When the Philadelphia 76ers gave Joel Embiid a max extension after his rookie deal, they included some protections and outs in case his injury history caused him to miss significant time and derailed his career.
Happily for Embiid and the Sixers, the All-Star center has blossomed into one of the league’s most dominant forces and, while he’s had some minor injuries here and there, he has not seen a reoccurrence of the foot injury that caused him to miss his first two years in the league and has played in 63 and 64 games the past two years, prior to 44 appearances in this shortened season. To guarantee the final three years of his deal, with $95 million at stake, Embiid needed to play 1,650 minutes to hit the final threshold in his contract.

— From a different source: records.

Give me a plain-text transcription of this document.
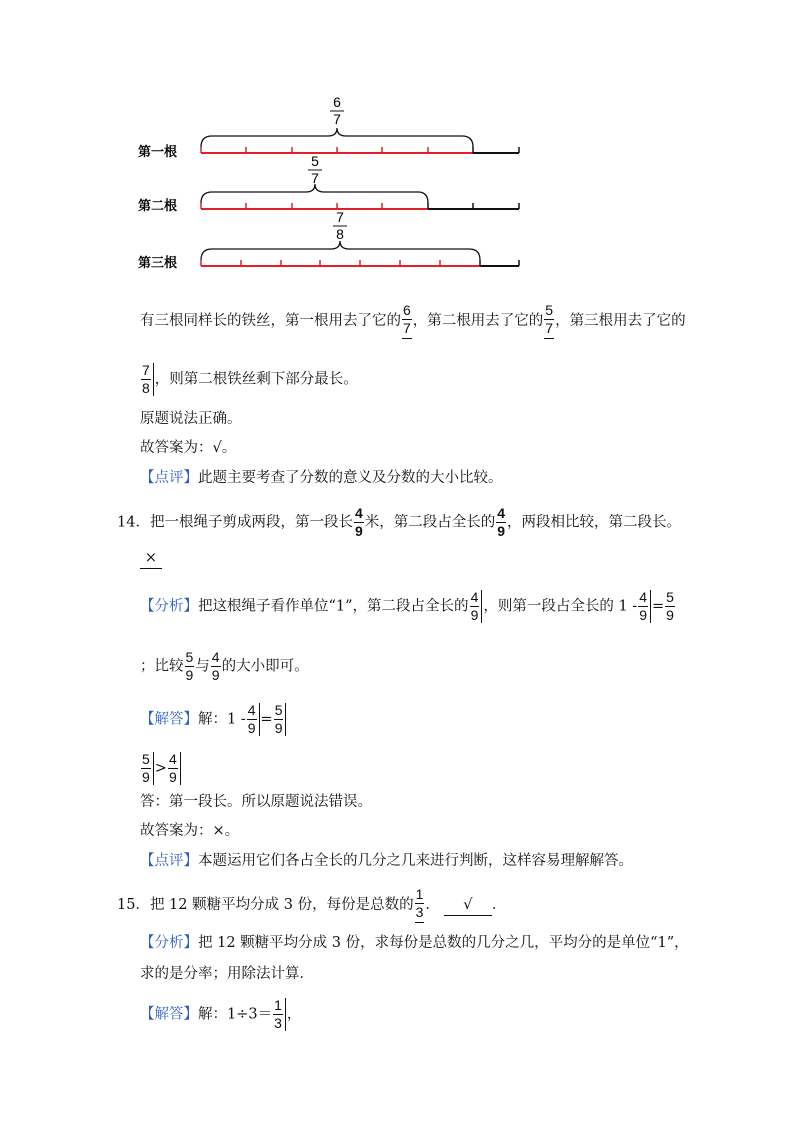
第一根
6
7
第二根
5
7
第三根
7
8
有三根同样长的铁丝，第一根用去了它的 $\frac{6}{7}$ ，第二根用去了它的 $\frac{5}{7}$ ，第三根用去了它的
$\frac{7}{8}$ ，则第二根铁丝剩下部分最长。
原题说法正确。
故答案为：√。
【点评】此题主要考查了分数的意义及分数的大小比较。
14．把一根绳子剪成两段，第一段长 $\frac{4}{9}$ 米，第二段占全长的 $\frac{4}{9}$ ，两段相比较，第二段长。
×
【分析】把这根绳子看作单位“1”，第二段占全长的 $\frac{4}{9}$ ，则第一段占全长的 $1 - \frac{4}{9} = \frac{5}{9}$
；比较 $\frac{5}{9}$ 与 $\frac{4}{9}$ 的大小即可。
【解答】解：$1 - \frac{4}{9} = \frac{5}{9}$
$\frac{5}{9} > \frac{4}{9}$
答：第一段长。所以原题说法错误。
故答案为：×。
【点评】本题运用它们各占全长的几分之几来进行判断，这样容易理解解答。
15．把 12 颗糖平均分成 3 份，每份是总数的 $\frac{1}{3}$ ． √ ．
【分析】把 12 颗糖平均分成 3 份，求每份是总数的几分之几，平均分的是单位“1”，
求的是分率；用除法计算．
【解答】解：$1\div 3= \frac{1}{3}$ ，
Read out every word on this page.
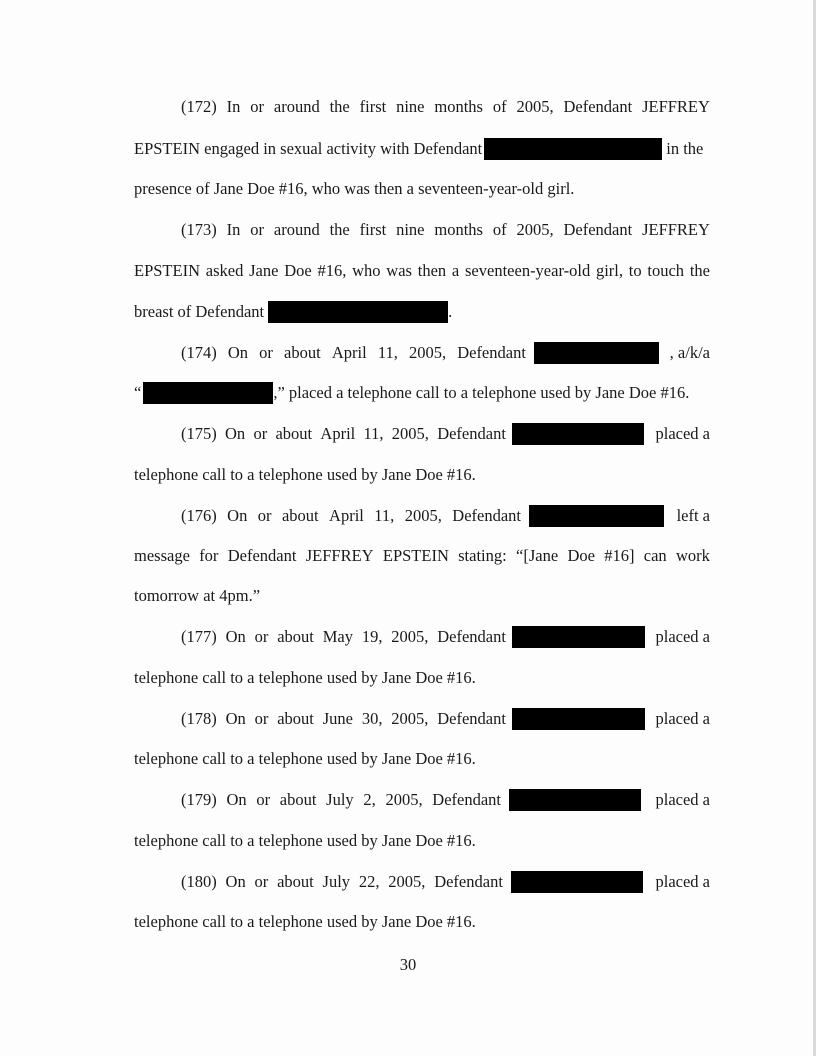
(172) In or around the first nine months of 2005, Defendant JEFFREY
EPSTEIN engaged in sexual activity with Defendant	in the
presence of Jane Doe #16, who was then a seventeen-year-old girl.
(173) In or around the first nine months of 2005, Defendant JEFFREY
EPSTEIN asked Jane Doe #16, who was then a seventeen-year-old girl, to touch the
breast of Defendant	.
(174) On or about April 11, 2005, Defendant	, a/k/a
“	,” placed a telephone call to a telephone used by Jane Doe #16.
(175) On or about April 11, 2005, Defendant	placed a
telephone call to a telephone used by Jane Doe #16.
(176) On or about April 11, 2005, Defendant	left a
message for Defendant JEFFREY EPSTEIN stating: “[Jane Doe #16] can work
tomorrow at 4pm.”
(177) On or about May 19, 2005, Defendant	placed a
telephone call to a telephone used by Jane Doe #16.
(178) On or about June 30, 2005, Defendant	placed a
telephone call to a telephone used by Jane Doe #16.
(179) On or about July 2, 2005, Defendant	placed a
telephone call to a telephone used by Jane Doe #16.
(180) On or about July 22, 2005, Defendant	placed a
telephone call to a telephone used by Jane Doe #16.
30
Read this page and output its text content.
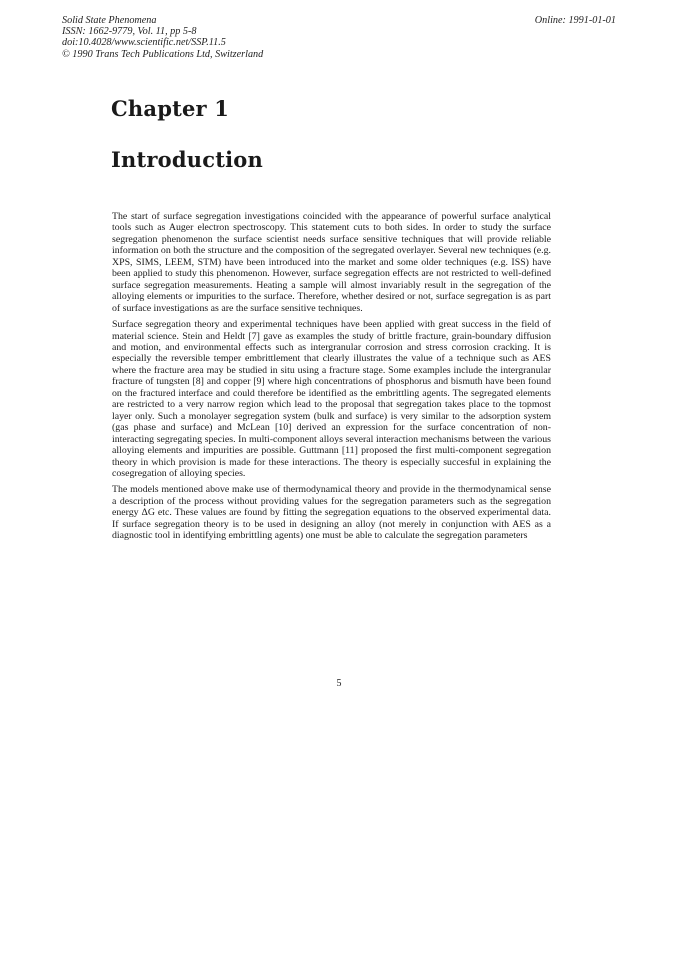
Solid State Phenomena
ISSN: 1662-9779, Vol. 11, pp 5-8
doi:10.4028/www.scientific.net/SSP.11.5
© 1990 Trans Tech Publications Ltd, Switzerland
Online: 1991-01-01
Chapter 1
Introduction

The start of surface segregation investigations coincided with the appearance of powerful surface analytical tools such as Auger electron spectroscopy. This statement cuts to both sides. In order to study the surface segregation phenomenon the surface scientist needs surface sensitive techniques that will provide reliable information on both the structure and the composition of the segregated overlayer. Several new techniques (e.g. XPS, SIMS, LEEM, STM) have been introduced into the market and some older techniques (e.g. ISS) have been applied to study this phenomenon. However, surface segregation effects are not restricted to well-defined surface segregation measurements. Heating a sample will almost invariably result in the segregation of the alloying elements or impurities to the surface. Therefore, whether desired or not, surface segregation is as part of surface investigations as are the surface sensitive techniques.

Surface segregation theory and experimental techniques have been applied with great success in the field of material science. Stein and Heldt [7] gave as examples the study of brittle fracture, grain-boundary diffusion and motion, and environmental effects such as intergranular corrosion and stress corrosion cracking. It is especially the reversible temper embrittlement that clearly illustrates the value of a technique such as AES where the fracture area may be studied in situ using a fracture stage. Some examples include the intergranular fracture of tungsten [8] and copper [9] where high concentrations of phosphorus and bismuth have been found on the fractured interface and could therefore be identified as the embrittling agents. The segregated elements are restricted to a very narrow region which lead to the proposal that segregation takes place to the topmost layer only. Such a monolayer segregation system (bulk and surface) is very similar to the adsorption system (gas phase and surface) and McLean [10] derived an expression for the surface concentration of non-interacting segregating species. In multi-component alloys several interaction mechanisms between the various alloying elements and impurities are possible. Guttmann [11] proposed the first multi-component segregation theory in which provision is made for these interactions. The theory is especially succesful in explaining the cosegregation of alloying species.

The models mentioned above make use of thermodynamical theory and provide in the thermodynamical sense a description of the process without providing values for the segregation parameters such as the segregation energy ΔG etc. These values are found by fitting the segregation equations to the observed experimental data. If surface segregation theory is to be used in designing an alloy (not merely in conjunction with AES as a diagnostic tool in identifying embrittling agents) one must be able to calculate the segregation parameters

5
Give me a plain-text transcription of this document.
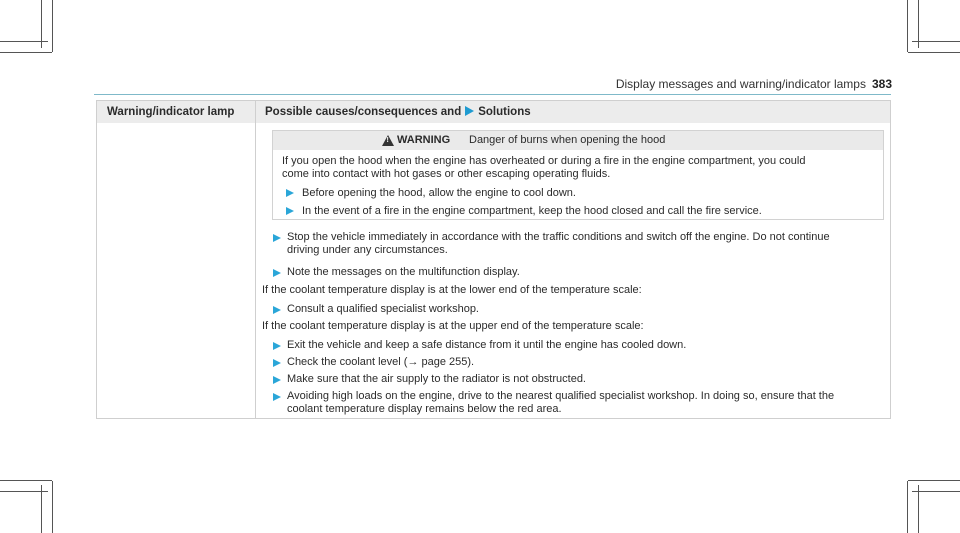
Display messages and warning/indicator lamps 383
Warning/indicator lamp	Possible causes/consequences and Solutions
!
WARNING Danger of burns when opening the hood
If you open the hood when the engine has overheated or during a fire in the engine compartment, you could
come into contact with hot gases or other escaping operating fluids.
Before opening the hood, allow the engine to cool down.
In the event of a fire in the engine compartment, keep the hood closed and call the fire service.
Stop the vehicle immediately in accordance with the traffic conditions and switch off the engine. Do not continue
driving under any circumstances.
Note the messages on the multifunction display.
If the coolant temperature display is at the lower end of the temperature scale:
Consult a qualified specialist workshop.
If the coolant temperature display is at the upper end of the temperature scale:
Exit the vehicle and keep a safe distance from it until the engine has cooled down.
Check the coolant level (→ page 255).
Make sure that the air supply to the radiator is not obstructed.
Avoiding high loads on the engine, drive to the nearest qualified specialist workshop. In doing so, ensure that the
coolant temperature display remains below the red area.
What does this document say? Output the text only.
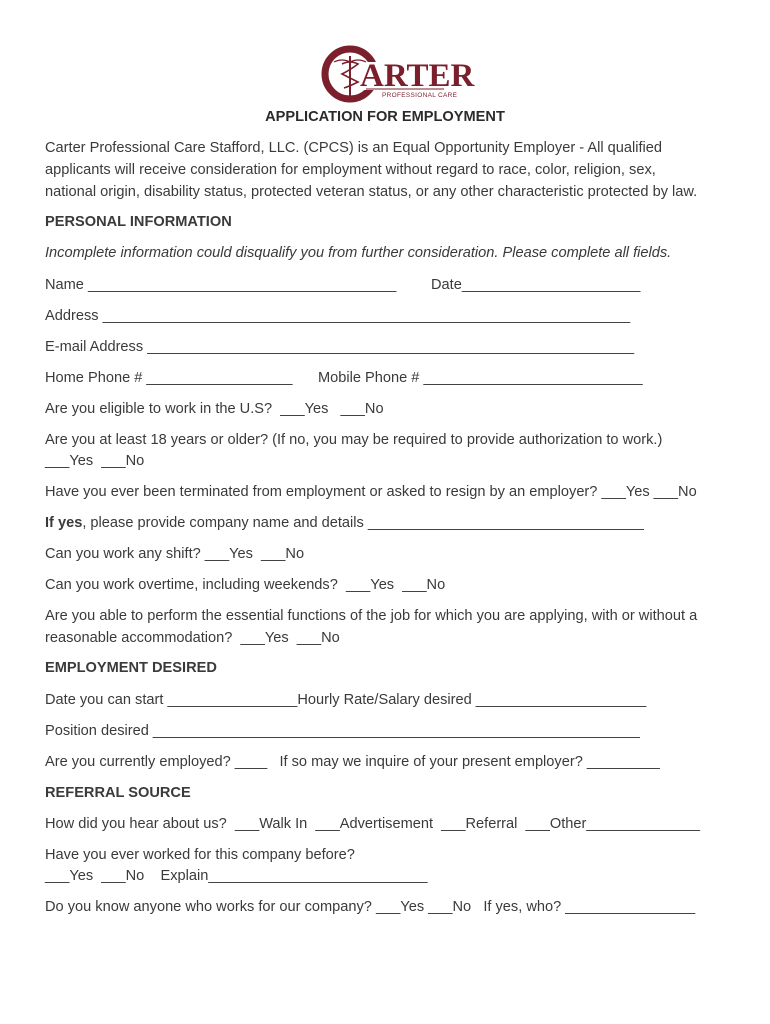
ARTER
PROFESSIONAL CARE
APPLICATION FOR EMPLOYMENT
Carter Professional Care Stafford, LLC. (CPCS) is an Equal Opportunity Employer - All qualified
applicants will receive consideration for employment without regard to race, color, religion, sex,
national origin, disability status, protected veteran status, or any other characteristic protected by law.
PERSONAL INFORMATION
Incomplete information could disqualify you from further consideration. Please complete all fields.
Name ______________________________________ Date______________________
Address _________________________________________________________________
E-mail Address ____________________________________________________________
Home Phone # __________________ Mobile Phone # ___________________________
Are you eligible to work in the U.S?  ___Yes   ___No
Are you at least 18 years or older? (If no, you may be required to provide authorization to work.)
___Yes  ___No
Have you ever been terminated from employment or asked to resign by an employer? ___Yes ___No
If yes, please provide company name and details __________________________________
Can you work any shift? ___Yes  ___No
Can you work overtime, including weekends?  ___Yes  ___No
Are you able to perform the essential functions of the job for which you are applying, with or without a
reasonable accommodation?  ___Yes  ___No
EMPLOYMENT DESIRED
Date you can start ________________Hourly Rate/Salary desired _____________________
Position desired ____________________________________________________________
Are you currently employed? ____   If so may we inquire of your present employer? _________
REFERRAL SOURCE
How did you hear about us?  ___Walk In  ___Advertisement  ___Referral  ___Other______________
Have you ever worked for this company before?
___Yes  ___No    Explain___________________________
Do you know anyone who works for our company? ___Yes ___No   If yes, who? ________________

When the league shut down, Embiid had played just over 1,300 minutes, well on his way to meeting that goal, but with the hiatus he would’ve fallen short — even with the eight-game restart. However, according to ESPN’s Adrian Wojnarowski, the league and players union have agreed to prorate bonuses and incentives based on the number of games played prior to the March 11 shut down, allowing Embiid to fully guarantee his deal, and others to grab bonuses they were on pace to hit.
One agreement finalized in recent days includes the NBA prorating performance bonuses and incentives using March 11 as the end date of the regular season — eliminating the eight additional seeding games in Orlando as part of the formula, sources said.
For Philadelphia 76ers All-Star Joel Embiid, it means meeting the minutes-played criteria needed to fully guarantee the final three years and nearly $95 million on his $148 million maximum contract, sources said.
It’s a big deal for players to get those incentives prorated and locked in based on a 60-some odd game schedule, because there’s real money on the line for a lot of players. Embiid’s contract is the biggest number, but there were other players tracking towards hundreds of thousands of dollars of bonuses that would’ve fallen just short had the league not come to this agreement. It’s a wise business move on the part of owners as well, who can use that as a concession they were willing to make when dealing with financial strains that could come in the near future due to a shuffling of revenue from the lack of fans to close the season and, possibly, some loss in TV revenue.